O banqueiro André Esteves, sócio do BTG Pactual, afirmou neste sábado (23) que o maior problema que o Brasil vive não é a economia, que "está fácil de resolver". Para o executivo, que participou do fórum do grupo Esfera Brasil no Guarujá (SP), em um painel ao lado do presidente do BNDES, Aloizio Mercadante, e do ministro do Tribunal de Contas da União, Bruno Dantas, a questão primordial está no avanço do crime organizado sobre instituições públicas e privadas.
"O que mais me preocupa é uma guerra entre o Brasil institucional, que somos nós aqui nessa sala, contra o Brasil não institucional. O presidente [do BNDES] Aloizio falou aqui, 20% do mercado de combustível ficou informal.
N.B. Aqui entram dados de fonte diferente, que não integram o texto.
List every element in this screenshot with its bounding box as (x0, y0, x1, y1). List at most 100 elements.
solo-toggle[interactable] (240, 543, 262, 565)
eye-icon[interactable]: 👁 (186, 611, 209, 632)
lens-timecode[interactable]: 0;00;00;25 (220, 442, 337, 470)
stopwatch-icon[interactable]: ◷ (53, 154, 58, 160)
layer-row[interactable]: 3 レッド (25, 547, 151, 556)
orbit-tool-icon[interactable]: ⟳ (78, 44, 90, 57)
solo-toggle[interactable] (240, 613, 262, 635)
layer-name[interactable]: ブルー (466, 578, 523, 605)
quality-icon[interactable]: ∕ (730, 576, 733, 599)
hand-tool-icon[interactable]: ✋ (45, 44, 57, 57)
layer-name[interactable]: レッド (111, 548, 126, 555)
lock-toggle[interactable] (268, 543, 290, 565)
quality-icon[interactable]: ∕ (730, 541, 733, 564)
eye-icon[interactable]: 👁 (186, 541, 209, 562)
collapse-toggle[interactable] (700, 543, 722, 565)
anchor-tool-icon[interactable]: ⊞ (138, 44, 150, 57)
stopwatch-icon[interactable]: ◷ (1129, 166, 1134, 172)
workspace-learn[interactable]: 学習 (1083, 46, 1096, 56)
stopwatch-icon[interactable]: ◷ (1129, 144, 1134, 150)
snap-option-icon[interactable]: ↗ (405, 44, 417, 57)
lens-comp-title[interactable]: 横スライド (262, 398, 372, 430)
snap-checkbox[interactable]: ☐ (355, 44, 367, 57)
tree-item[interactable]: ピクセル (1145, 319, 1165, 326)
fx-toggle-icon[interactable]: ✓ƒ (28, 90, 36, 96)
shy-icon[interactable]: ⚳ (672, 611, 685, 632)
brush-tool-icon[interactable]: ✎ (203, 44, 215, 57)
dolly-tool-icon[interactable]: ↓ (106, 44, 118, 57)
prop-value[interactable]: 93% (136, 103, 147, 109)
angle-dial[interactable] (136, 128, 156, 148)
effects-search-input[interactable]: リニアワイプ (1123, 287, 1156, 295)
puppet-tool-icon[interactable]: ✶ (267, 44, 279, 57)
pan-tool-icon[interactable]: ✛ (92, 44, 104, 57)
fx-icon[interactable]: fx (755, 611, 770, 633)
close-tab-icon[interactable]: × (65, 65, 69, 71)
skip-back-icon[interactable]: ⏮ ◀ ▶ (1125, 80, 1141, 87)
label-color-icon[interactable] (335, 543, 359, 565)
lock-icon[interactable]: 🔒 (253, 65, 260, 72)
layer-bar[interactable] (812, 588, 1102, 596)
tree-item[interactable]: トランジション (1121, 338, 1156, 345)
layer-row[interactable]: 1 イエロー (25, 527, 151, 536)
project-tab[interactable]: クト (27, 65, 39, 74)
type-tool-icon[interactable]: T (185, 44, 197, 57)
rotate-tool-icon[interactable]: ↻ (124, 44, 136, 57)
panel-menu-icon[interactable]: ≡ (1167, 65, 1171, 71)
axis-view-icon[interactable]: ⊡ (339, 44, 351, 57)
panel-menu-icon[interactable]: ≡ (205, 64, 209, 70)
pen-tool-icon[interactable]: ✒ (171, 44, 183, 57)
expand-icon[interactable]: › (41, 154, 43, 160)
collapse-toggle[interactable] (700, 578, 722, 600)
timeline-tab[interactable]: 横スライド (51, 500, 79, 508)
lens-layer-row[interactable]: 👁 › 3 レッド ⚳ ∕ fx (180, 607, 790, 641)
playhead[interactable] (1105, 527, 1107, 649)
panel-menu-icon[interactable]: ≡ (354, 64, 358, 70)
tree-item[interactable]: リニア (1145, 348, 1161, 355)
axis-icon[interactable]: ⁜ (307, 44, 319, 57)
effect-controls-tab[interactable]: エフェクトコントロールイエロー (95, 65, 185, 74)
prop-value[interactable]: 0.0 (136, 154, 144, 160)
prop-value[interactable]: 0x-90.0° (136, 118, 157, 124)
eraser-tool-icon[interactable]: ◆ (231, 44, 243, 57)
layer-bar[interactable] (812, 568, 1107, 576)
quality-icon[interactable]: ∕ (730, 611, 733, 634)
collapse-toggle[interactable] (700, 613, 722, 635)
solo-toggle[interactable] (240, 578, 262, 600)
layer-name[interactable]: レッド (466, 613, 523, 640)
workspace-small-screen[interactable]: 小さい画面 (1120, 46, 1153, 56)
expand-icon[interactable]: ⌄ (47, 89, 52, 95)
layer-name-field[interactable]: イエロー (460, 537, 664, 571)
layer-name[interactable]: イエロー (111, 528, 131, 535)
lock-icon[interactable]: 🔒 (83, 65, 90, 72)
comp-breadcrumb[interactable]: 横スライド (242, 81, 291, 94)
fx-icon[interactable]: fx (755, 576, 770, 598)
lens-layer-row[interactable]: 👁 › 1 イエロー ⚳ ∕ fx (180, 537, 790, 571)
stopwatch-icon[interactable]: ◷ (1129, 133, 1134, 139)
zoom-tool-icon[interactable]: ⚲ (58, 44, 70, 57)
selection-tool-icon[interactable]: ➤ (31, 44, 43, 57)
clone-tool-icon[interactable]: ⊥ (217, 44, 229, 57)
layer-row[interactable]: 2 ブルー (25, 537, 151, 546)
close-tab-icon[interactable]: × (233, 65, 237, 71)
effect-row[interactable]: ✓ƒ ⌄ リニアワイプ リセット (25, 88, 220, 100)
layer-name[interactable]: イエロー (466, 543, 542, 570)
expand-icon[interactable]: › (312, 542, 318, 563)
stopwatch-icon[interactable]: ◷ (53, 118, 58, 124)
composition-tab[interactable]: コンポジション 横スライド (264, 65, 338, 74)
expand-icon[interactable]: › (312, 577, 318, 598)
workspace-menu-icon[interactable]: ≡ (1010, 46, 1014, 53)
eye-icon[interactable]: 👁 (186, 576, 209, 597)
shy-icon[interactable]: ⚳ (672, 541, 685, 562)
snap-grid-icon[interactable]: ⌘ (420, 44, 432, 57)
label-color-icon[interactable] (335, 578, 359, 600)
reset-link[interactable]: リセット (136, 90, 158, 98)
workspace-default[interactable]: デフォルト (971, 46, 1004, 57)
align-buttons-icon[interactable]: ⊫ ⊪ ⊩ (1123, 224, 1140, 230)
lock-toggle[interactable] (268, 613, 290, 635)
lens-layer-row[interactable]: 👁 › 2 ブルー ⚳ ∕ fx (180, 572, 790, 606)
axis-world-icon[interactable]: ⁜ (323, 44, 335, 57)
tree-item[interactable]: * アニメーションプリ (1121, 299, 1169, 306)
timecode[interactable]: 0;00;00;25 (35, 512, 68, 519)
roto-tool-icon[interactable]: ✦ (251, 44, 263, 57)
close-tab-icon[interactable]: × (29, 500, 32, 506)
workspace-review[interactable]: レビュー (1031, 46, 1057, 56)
Como é que pode acontecer isso?", questiona, para emendar no mesmo raciocínio uma crítica ao banco Master, de Daniel Vorcaro. "De repente, um banco inexpressivo criou um rombo de R$ 50 bi no FGC [Fundo Garantidor de Créditos], R$ 12 bi no BRB, R$ 4 bi em institutos de previdência. Como é que é possível?", afirma.
Na avaliação do banqueiro, em relação ao Master, houve falhas por parte do antigo comando do Banco Central, embora diga que "faz parte errar" e que a atual gestão aperfeiçoou os controles.
Esteves reforçou que o Brasil institucional não pode perder a guerra para a criminalidade. "Outro dia, um ministro do Supremo declarou que 34 membros da Assembleia Legislativa do Rio de Janeiro estão sendo investigados por ligação com a milícia ou com tráfico de drogas. Lembrando que são 70 deputados na Assembleia do Rio. Isso não pode acontecer", afirmou. "Não estamos falando de investigação por uma discussão tributária, interpretação de regra de câmbio. Nós estamos falando de tráfico de droga, de milícia, de gente que mata gente. Não podemos nos conformar com isso. Esse é o desafio."